Immigration
La difficile scolarité des élèves étrangers racontée sur scène
Après six mois d’ateliers, des lycéens marseillais ont présenté sur scène leur enquête: « L’école en échec scolaire avec les élèves étrangers ? », avec Mediavivant.

« Au sortir de la Seconde guerre mondiale, la France doit reconstruire le pays. Mais elle fait face à une pénurie de main-d’œuvre. Elle se tourne alors vers l’immigration en provenance des anciennes colonies et particulièrement du Maghreb. » Il est près de 13h ce vendredi 23 mai lorsque Zelal attaque les premières phrases de « L’école en échec scolaire avec les élèves étrangers ? », l’enquête sur scène réalisée par sa classe de STMG2 du lycée Saint-Charles à Marseille.
Malgré un retard de 45 minutes dû à des problème de son, la voix de la jeune femme monte clairement dans la salle polyvalente de l’établissement de centre-ville. La petite centaine d’élèves, d’enseignant.es, de personnels de la direction et de l’administration ne l’impressionne pas plus. Elle est bientôt suivie de Salsabil, Samy, Katreena, Marwan, Idriss, Nihal, Zakaria et Rose, sous le regard attentif de Nancy Robert, la comédienne qui les a accompagnés pour poser leurs voix et appréhender la scène.
Six mois après le premier atelier, c’est donc le lever de rideau sur ce projet d’éducation populaire à l’information que Mediavivant a mené dans le lycée général et technologique du 1er arrondissement de la cité phocéenne. Six mois pendant lesquels la trentaine d’élèves de David Le Boulch, enseignant d’histoire-géographie, s’est initiée à la fabrication de l’information, au maniement de matériel professionnel (enregistreurs et appareils photos), à la préparation et à réalisation d’interviews, à la déontologie et à l’écriture journalistique.
Rédaction éphémère
La classe a fonctionné comme une rédaction et enquêté sur le rôle de l’école dans l’intégration des enfants issus de l’immigration. « On sait […] que beaucoup de parents immigrés surinvestissent l’école pour leurs enfants en ayant conscience que c’est la voie royale pour réussir socialement », a expliqué Samia Chabani, sociologue de formation et fondatrice d’Ancrages, une association qui travaille à mettre en avant les Marseillai.ses issu.es de l’immigration.

Les élèves se sont également appuyé.es sur « Trajectoires et origines », une étude de l’Institut national des études démographiques (Ined) et de l’Institut national de la statistique et des études économiques (Insee) de 2016. Celle-ci montre que les résultats au baccalauréat des enfants d’immigrés sont très proches des résultats du groupe majoritaire, c’est-à-dire des personnes qui ne sont pas issues de l’immigration.

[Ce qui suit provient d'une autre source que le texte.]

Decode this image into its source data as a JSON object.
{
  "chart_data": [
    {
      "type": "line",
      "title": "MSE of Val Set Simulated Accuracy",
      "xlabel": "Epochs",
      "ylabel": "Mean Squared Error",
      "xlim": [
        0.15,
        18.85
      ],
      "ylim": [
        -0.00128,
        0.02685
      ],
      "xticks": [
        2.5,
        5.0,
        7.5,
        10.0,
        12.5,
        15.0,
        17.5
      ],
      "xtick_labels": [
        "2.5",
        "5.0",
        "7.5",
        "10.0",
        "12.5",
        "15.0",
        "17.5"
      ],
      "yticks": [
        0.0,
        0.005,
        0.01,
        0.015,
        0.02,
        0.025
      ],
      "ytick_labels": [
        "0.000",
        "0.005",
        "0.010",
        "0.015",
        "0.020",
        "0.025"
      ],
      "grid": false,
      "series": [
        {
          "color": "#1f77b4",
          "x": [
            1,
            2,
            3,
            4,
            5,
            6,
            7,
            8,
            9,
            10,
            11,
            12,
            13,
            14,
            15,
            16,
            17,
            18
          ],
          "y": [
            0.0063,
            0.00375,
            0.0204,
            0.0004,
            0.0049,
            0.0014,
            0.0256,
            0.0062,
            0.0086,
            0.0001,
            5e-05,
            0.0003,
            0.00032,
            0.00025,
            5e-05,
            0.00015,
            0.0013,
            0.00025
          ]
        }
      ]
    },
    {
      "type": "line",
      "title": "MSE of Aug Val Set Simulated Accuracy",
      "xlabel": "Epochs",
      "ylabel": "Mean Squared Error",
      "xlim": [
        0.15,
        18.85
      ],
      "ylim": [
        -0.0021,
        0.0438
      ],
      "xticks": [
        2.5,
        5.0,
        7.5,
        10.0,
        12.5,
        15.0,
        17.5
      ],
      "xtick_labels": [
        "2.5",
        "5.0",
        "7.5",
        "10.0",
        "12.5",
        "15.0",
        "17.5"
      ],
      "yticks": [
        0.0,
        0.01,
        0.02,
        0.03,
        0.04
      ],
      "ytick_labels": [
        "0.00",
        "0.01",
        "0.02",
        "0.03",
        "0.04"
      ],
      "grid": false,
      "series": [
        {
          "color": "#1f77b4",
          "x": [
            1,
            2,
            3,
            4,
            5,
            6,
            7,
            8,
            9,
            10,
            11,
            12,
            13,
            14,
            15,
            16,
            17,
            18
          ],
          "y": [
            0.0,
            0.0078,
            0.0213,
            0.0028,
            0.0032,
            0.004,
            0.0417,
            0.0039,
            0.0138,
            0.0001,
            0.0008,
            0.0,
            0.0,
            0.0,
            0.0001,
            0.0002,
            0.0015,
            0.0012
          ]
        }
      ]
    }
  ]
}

L’étude note même que certaines filles réussissent mieux. 80% des filles d’origine chinoise obtiennent leur bac contre 65% de celles du groupe majoritaire.
En interrogeant des sources à leur disposition dans l’établissement – proviseur, assistants d’éducation, conseillère principale d’éducation, enseignant.es -, la classe a finalement recentré l’angle de l’article sur les enfants arrivés récemment en France. Plusieurs élèves ont eux-mêmes connu un parcours de migration et le lycée possède une classe UPE2A, pour Unité pédagogique des élèves allophones arrivants. Pendant la représentation, Katreena a expliqué que ce dispositif sert à les intégrer pleinement dans le système scolaire et à leur apprendre la langue française, avec un accompagnement adapté au niveau de chacun.
Moyens défaillants
Mais ça n’est pas toujours suffisant, comme l’a reconnu Cécile Exbrayat, l’enseignante de la classe UPE2A du lycée. « Ça fonctionne si on s’en donne politiquement les moyens, avec des vrais dispositifs au sein des lycées dans lesquels on permet aux élèves d’apprendre le français, si on leur donne le temps d’apprendre la langue et progressivement on les inclut dans les différentes matières de leur classe », explique cette professeure de français langue étrangère.
Ce qui n’est finalement pas le cas. Si le dispositif se déploie, il n’est pas présent dans tous les établissements a expliqué Hervé Massart, le proviseur de Saint-Charles. Surtout, l’accompagnement est court : une année scolaire au maximum. Résultat, beaucoup d’élèves allophones quittent la classe UPE2A sans maîtriser suffisamment la langue.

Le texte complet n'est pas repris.